Samar, age 5, after seeing her parents killed by US troops
For those of us who are troubled by what our country has perpetuated in Iraq, there is something we can do to show Iraqis that not all Americans are indifferent to their plight. Taking a lead from Dennis Kucinich, the former Congressman from Ohio, and Kathy Kelly, the American peace worker who was living in Iraq during “shock and awe,” we can organize a movement to hold Truth and Reconciliation trials, modeled on those in South Africa, where perpetrators of war crimes had to face their victims and ask for forgiveness.
It will be a long uphill struggle to convince the US government of the merits of restorative justice, but local communities can take up the cause without delay. They can stage mock trials, like the women did at the 1995 UN Women’s Conference in Beijing where female victims of rape in Bosnia, Rwanda, and Palestine testified before a large international delegation of women, describing the atrocities they experienced. Local communities could gather stories from torture victims, mothers in Fallujah, displaced Iraqis, and children, now young men and women, who were forced to grow up in neighborhoods marked by days and nights of bombings. We can hear these stories in an audience of neighbors, bearing witness and perhaps writing to specific Iraqi individuals and families to ask forgiveness.
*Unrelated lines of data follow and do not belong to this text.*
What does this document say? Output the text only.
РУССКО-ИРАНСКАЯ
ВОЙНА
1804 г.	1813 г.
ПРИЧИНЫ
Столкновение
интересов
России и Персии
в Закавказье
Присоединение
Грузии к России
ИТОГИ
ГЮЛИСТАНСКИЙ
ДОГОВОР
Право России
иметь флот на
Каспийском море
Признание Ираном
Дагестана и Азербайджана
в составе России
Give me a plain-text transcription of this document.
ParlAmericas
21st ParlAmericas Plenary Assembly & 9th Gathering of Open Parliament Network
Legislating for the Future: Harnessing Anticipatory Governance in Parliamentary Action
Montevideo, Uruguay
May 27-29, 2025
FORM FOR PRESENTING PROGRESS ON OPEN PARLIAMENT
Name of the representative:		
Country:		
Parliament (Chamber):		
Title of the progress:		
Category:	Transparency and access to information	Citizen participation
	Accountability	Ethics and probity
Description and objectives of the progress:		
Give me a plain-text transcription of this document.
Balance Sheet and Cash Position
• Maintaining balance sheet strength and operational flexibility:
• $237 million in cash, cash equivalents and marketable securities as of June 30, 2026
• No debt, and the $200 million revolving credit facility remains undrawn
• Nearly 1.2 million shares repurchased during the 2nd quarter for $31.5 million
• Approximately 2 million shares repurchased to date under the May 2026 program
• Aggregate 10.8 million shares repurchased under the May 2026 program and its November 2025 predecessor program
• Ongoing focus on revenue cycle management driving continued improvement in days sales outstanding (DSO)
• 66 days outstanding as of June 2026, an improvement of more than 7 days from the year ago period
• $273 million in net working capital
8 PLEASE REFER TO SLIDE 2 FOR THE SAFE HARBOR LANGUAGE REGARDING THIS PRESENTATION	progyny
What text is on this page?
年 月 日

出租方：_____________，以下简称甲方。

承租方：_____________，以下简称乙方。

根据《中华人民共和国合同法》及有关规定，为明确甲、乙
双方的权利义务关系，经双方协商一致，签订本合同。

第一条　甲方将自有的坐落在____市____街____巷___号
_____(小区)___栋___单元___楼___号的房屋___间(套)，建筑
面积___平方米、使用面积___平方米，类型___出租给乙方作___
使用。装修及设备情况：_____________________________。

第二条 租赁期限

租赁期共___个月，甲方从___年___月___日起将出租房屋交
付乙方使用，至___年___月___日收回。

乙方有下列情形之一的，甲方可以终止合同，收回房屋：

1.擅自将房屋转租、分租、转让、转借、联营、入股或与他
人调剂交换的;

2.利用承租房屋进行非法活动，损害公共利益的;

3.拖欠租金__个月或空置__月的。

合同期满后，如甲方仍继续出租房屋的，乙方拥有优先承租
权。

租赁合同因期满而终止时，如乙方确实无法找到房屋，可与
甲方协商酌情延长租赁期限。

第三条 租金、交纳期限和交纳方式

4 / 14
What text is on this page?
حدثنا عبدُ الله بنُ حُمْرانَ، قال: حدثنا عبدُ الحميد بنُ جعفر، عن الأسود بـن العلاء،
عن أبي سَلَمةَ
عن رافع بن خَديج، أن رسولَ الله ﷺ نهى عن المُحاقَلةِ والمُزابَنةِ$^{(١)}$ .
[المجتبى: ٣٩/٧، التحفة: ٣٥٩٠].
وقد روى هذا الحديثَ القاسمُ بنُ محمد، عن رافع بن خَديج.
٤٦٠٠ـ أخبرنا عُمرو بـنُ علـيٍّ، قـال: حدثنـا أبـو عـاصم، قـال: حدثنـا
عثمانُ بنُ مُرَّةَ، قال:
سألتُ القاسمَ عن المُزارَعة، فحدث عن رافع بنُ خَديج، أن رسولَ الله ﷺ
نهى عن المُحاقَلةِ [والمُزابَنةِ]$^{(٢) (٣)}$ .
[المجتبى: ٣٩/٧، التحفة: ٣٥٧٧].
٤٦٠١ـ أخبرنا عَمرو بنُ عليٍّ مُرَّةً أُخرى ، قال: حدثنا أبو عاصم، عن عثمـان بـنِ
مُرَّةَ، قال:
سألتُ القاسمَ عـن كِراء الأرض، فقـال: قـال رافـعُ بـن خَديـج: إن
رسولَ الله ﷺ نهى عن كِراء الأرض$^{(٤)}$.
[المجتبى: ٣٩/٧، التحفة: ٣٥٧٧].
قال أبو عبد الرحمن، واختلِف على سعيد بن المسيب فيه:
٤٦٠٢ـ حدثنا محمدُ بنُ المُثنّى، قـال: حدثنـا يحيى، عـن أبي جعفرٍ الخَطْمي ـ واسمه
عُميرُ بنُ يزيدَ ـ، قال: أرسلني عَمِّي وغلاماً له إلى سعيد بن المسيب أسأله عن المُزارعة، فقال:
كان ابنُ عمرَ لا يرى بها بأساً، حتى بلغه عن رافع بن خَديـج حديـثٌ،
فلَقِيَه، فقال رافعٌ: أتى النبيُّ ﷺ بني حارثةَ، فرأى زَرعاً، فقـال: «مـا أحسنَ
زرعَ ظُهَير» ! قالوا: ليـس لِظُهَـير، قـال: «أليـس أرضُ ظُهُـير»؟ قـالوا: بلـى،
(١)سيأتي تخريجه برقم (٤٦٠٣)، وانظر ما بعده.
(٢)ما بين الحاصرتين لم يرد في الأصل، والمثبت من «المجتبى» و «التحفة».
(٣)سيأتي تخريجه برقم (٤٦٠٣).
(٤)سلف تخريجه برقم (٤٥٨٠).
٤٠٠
Another way to reach out to Iraqis is to get involved with the new organization, Right to Heal (righttoheal.org), founded on the tenth anniversary of the Iraq war to assist American military veterans of Iraq to receive the financial and emotional support to which they are entitled. A program within Right to Heal is a joint venture led by an Iraqi female activist, Yanar Muhmmed and Maggie Martin, an American veteran of Iraq. Their stated intention is to provide services for women in Iraq where the war has taken a particularly heavy toll: young women unable to find jobs in a dwindling job market who turn to sex trafficking; young mothers raising children with birth defects; women with breast cancer, which has risen exponentially due to chemical residue from American bombs.
To quote Dennis Kucinich, “After a decade of war . . . we must create a culture of peace.” The time for atonement is now.